The rich man made a choice. We all have a choice as to whether we are committed to radical discipleship, knowing we will make mistakes or not. Will we work together toward redemption in a country that desperately needs to be redeemed?

The work seems overwhelming, but we are not alone in this work. Remember Jesus says in Matthew, “For mortals, it is impossible [to be saved], but for God all things are possible.” Yes alone we can’t redeem the soul of America, but with God it is possible.
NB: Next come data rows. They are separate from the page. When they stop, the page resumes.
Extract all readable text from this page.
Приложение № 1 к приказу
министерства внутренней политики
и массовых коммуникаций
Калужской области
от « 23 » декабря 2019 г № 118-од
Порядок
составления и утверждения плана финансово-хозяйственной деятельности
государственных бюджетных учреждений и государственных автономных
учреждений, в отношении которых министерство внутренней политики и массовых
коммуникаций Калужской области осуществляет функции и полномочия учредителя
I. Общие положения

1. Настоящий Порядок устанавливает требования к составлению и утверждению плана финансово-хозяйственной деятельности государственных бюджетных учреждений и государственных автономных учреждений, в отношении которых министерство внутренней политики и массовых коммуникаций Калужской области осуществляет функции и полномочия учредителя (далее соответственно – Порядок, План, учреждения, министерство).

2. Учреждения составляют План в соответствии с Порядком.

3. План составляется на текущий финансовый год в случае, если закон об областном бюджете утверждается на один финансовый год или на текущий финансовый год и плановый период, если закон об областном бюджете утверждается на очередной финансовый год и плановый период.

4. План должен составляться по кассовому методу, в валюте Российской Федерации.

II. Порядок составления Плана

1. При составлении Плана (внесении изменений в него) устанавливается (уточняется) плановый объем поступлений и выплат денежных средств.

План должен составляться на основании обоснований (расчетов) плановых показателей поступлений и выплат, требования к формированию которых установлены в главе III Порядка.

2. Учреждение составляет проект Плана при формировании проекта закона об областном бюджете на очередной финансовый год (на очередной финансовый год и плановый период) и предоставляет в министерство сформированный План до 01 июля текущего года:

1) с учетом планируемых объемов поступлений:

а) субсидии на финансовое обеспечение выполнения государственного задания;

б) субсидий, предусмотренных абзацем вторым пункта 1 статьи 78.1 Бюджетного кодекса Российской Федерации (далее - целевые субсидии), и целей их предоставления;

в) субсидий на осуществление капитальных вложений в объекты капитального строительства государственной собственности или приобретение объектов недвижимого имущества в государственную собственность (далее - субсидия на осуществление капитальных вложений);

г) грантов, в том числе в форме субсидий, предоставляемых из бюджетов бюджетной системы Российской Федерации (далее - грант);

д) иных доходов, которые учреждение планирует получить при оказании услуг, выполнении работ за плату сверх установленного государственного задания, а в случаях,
As a Christian, I must ask myself where my hope lies. My hope lies in Jesus Christ. In the story of the rich man, people were redeemed when they chose to follow Jesus in radical discipleship. Change is scary. Giving up something, whether it’s riches, whiteness or privilege we depend on may seem impossible unless we fully put our faith and hope in Jesus. I believe Martin Luther King Jr. knew our hope was not dependent on reason, political strategies or moral courage but ultimately in God.

Let me leave you with these words from Dr. King in an article entitled Pilgrimage to Non-Violence, that he wrote in 1958.

Granted that we face a world crisis which often leaves us standing amid the surging murmur of life’s restless sea. But every crisis has both its dangers and its opportunities. Each can spell either salvation or doom. In a dark, confused world, the Spirit of God may yet reign supreme.

We do have a choice, and I pray we are bold enough to choose to follow Jesus no matter the cost.

May there be more light and truth to break forth from God’s holy word.